(3 of 9)
His worry is that in this era of late-stage capitalism, the next generations won't be as lucky as he has been. The problem of inequality is likely, he says, to get worse. When people can't climb up the ladder, it's bad for the economy--and for his companies. He doesn't believe that the U.S. can innovate its way quickly back to a 1950s level of shared prosperity, nor does he think education will entirely close the gap. "The truth is that there will always be a bottom 10% in terms of capacity," he says. "Someone in America who has a 90-point IQ is qualified for many fewer jobs today than he was 100 years ago."
The solution, to him, is obvious. "People who make withdrawals from societies' resources--like me with my plane--should have to pay a lot for it." That means not only higher taxes for the rich and an extremely progressive European-style consumption tax but also fewer loopholes for corporations. Buffett says it's "baloney" that corporate America's tax rates are too high and says companies should not be allowed to repatriate profits tax-free. (It'll just encourage more investment to flow overseas.) In general, he says, "I find the argument that we need lower taxes to create more jobs mystifying, because we've had the lowest taxes in this decade and about the worst job creation ever."
THE INNER SCORECARD
It's early December in Omaha, and snow is blowing horizontally across the windshield of Buffett's beige Cadillac DTS. Dressed in a simple checked blue sport jacket, with his hearing aid pointed toward the passenger side of the car, he is driving me to lunch at the Happy Hollow Club. The car has no four-wheel drive and keeps skidding slightly, as Buffett, an enthusiastic speaker, takes his hands off the wheel regularly to gesticulate. I ask him why he doesn't have a driver, and he laughs. "Oh, gosh," he says. "I think if I did anything but drive myself around here, people would just think it was ridiculous!"
Everyone in town knows Buffett. At the country club, which resembles the one in the tiny Indiana farm town where I grew up, we are greeted by a gray-haired woman at a card table, who wishes us Merry Christmas and gives us a ticket for the brunch buffet. It's Sunday morning, and the place is full of families who look as if they've just come from church. Buffett, who has a soft elderly face but moves briskly, stacks a plate high with waffles, bacon and roast beef. Despite his Eisenhower-era diet, which includes 60 oz. of Coke (preferably Cherry) a day, Buffett remains surprisingly trim. "I haven't had a taste of broccoli or asparagus in years!" he boasts. "I formed my thoughts on eating at the age of 5, and I haven't changed them."

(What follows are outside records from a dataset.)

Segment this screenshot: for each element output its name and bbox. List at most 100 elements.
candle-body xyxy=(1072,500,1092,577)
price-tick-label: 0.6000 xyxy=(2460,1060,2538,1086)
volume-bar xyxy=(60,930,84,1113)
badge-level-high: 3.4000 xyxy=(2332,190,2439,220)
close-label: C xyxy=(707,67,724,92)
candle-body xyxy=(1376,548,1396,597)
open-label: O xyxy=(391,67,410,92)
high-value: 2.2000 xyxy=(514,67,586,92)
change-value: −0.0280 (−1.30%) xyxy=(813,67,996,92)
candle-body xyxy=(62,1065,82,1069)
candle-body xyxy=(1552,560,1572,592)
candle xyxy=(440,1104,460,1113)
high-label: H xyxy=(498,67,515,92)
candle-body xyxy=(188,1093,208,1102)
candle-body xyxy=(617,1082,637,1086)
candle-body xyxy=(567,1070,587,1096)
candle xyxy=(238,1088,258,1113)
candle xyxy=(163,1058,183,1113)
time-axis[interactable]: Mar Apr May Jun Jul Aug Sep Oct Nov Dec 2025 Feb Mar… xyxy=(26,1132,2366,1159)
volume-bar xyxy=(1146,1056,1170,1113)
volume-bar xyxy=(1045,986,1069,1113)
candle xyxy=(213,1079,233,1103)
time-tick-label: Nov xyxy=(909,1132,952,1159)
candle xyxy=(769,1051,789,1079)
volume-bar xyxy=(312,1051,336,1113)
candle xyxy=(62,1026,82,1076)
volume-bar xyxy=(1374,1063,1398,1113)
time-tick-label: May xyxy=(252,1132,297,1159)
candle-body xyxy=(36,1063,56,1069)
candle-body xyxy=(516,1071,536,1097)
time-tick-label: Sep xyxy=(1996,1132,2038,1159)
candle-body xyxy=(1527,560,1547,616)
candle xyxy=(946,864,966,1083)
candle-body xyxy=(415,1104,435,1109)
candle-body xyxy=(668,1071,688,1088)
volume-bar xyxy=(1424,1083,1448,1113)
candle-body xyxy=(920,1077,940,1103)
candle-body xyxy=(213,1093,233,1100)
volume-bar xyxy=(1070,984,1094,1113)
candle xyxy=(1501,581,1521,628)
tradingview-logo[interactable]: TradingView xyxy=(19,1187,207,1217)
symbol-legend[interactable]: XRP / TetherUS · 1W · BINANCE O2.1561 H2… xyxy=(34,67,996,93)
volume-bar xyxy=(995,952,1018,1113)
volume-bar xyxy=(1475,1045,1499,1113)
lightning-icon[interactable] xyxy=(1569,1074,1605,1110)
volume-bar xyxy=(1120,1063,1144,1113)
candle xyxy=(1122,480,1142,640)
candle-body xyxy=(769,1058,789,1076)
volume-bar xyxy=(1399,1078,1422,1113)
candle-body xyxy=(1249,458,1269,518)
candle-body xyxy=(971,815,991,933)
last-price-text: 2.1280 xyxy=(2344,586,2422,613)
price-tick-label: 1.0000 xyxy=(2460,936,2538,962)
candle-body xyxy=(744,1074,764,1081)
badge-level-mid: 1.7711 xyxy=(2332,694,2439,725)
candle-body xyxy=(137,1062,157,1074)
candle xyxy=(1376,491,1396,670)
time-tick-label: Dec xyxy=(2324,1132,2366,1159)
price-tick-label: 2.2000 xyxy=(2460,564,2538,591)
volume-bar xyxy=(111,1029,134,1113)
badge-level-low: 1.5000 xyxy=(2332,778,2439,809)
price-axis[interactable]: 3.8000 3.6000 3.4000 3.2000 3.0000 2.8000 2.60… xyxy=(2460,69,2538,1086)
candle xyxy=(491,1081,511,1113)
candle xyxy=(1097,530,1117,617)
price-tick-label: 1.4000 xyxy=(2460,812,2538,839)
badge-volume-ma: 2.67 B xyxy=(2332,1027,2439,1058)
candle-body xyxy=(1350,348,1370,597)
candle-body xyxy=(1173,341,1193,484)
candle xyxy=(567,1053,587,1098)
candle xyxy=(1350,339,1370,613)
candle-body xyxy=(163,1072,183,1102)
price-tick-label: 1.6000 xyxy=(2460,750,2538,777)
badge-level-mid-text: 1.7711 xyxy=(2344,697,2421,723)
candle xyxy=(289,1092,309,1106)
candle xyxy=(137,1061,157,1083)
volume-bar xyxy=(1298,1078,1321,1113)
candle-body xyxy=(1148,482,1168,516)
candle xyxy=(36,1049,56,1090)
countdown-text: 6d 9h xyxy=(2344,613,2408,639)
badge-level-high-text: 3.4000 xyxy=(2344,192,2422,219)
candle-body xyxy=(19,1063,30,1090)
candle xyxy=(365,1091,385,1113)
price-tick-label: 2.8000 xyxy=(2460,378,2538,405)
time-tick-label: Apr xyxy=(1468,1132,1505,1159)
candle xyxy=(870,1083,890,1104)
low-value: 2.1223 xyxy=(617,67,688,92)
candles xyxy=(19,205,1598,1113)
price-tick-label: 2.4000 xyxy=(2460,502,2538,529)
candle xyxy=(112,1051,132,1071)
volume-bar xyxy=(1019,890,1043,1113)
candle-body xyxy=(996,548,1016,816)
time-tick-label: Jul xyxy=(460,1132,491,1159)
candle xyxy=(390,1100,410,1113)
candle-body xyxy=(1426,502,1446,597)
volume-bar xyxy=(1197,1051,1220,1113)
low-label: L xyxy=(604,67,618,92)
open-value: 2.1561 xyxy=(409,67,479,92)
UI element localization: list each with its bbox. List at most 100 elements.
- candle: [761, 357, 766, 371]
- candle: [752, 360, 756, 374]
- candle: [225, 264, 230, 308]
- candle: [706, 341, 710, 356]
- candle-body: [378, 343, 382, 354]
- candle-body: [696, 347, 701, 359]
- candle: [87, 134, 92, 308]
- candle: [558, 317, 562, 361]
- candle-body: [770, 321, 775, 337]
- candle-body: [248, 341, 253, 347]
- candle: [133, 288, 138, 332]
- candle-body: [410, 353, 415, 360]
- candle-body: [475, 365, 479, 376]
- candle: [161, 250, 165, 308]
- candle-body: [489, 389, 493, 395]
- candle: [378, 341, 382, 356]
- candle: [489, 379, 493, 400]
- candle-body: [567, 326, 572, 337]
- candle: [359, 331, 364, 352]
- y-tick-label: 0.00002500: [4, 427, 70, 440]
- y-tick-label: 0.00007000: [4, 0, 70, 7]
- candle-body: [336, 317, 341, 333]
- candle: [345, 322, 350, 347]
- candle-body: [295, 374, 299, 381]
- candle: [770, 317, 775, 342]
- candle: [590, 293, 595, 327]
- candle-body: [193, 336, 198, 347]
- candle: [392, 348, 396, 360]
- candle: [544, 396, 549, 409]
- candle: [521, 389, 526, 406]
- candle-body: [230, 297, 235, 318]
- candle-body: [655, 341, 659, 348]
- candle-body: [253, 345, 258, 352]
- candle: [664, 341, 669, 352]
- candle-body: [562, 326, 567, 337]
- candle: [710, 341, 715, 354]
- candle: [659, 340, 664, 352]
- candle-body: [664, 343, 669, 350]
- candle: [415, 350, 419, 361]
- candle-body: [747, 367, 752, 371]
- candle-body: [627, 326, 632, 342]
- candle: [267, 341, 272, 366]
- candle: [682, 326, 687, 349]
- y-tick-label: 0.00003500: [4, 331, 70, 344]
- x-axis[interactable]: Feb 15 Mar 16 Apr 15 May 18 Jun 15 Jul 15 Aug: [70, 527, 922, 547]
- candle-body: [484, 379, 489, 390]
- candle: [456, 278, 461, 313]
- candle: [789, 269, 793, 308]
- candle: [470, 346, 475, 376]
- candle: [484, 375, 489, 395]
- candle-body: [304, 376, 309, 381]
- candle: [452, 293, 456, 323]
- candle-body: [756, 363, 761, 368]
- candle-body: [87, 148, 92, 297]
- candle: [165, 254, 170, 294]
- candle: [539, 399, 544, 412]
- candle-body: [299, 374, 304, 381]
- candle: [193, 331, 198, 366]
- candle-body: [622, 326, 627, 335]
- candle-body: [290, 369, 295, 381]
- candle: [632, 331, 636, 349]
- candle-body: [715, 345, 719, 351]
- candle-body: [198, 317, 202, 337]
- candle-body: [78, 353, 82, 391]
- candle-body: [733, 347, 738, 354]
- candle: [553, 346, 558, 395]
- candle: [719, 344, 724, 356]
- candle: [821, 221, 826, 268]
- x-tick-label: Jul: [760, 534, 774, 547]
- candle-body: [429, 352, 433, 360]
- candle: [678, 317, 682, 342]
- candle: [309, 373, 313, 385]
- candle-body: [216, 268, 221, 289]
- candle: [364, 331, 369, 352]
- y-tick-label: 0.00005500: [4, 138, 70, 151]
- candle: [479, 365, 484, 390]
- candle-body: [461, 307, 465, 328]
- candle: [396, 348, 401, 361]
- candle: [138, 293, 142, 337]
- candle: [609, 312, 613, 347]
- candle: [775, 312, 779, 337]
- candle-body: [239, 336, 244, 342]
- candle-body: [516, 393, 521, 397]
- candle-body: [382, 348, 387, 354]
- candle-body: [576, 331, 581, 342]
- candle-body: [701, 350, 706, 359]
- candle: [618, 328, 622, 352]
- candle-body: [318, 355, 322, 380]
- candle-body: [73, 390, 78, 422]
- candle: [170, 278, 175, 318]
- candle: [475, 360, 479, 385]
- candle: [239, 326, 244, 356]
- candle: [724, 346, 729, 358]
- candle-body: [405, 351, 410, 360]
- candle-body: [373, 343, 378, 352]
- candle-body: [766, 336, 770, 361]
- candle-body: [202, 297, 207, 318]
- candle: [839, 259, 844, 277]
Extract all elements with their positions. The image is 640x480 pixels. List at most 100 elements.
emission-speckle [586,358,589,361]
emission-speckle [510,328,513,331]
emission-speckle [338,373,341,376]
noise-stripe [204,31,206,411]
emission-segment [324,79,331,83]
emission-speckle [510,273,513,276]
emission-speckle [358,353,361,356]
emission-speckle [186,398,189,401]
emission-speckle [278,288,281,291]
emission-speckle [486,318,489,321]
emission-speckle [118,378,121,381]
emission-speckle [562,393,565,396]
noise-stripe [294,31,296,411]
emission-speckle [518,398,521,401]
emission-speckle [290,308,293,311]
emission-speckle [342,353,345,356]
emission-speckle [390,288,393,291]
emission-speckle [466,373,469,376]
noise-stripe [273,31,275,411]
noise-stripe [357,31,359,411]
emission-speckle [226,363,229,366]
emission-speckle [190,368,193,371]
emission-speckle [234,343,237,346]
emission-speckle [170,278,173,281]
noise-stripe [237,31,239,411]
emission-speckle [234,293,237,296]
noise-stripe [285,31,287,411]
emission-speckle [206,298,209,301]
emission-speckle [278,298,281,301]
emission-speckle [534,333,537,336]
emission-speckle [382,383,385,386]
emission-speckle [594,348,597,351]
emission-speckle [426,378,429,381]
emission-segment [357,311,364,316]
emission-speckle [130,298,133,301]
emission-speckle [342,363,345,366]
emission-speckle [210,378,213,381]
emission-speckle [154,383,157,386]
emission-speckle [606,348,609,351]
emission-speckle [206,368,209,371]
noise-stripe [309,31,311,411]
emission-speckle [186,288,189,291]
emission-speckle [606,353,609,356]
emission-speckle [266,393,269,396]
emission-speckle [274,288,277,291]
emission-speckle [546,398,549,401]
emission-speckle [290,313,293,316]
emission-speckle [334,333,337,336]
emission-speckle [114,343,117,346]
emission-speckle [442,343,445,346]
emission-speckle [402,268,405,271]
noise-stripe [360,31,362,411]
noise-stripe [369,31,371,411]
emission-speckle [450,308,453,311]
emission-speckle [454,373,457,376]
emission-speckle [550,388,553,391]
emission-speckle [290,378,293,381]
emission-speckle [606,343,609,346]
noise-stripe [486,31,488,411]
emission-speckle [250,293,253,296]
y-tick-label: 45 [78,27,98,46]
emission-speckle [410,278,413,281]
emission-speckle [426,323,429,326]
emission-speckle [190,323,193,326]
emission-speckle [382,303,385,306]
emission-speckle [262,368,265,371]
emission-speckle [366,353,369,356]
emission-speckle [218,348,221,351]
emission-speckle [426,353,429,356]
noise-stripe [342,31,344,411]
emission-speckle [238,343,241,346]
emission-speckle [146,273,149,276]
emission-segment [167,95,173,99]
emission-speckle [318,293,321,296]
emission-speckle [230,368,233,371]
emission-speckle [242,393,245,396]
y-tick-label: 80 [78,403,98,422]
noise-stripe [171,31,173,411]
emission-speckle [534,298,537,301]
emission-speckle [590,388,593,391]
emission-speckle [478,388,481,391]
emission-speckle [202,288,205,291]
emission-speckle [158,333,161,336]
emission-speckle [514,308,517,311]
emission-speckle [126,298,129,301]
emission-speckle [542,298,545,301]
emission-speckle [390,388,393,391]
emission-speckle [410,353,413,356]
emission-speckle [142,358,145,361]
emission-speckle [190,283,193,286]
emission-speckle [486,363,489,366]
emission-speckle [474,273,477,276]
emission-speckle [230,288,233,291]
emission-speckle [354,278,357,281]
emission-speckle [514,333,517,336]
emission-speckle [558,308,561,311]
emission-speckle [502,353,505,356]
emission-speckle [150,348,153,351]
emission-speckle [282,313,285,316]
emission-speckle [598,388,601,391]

Buffett's cultural tastes are equally old school. His icon of beauty is Sophia Loren; his favorite movie is The Bridge on the River Kwai. And his views on wealth redistribution--which are basically the opposite of the trickle-down theory--go back even further, echoing those of another Nebraskan, progressive Democrat William Jennings Bryan, who believed that "if you legislate to make the masses prosperous, their prosperity will find its way up and through every class that rests upon it."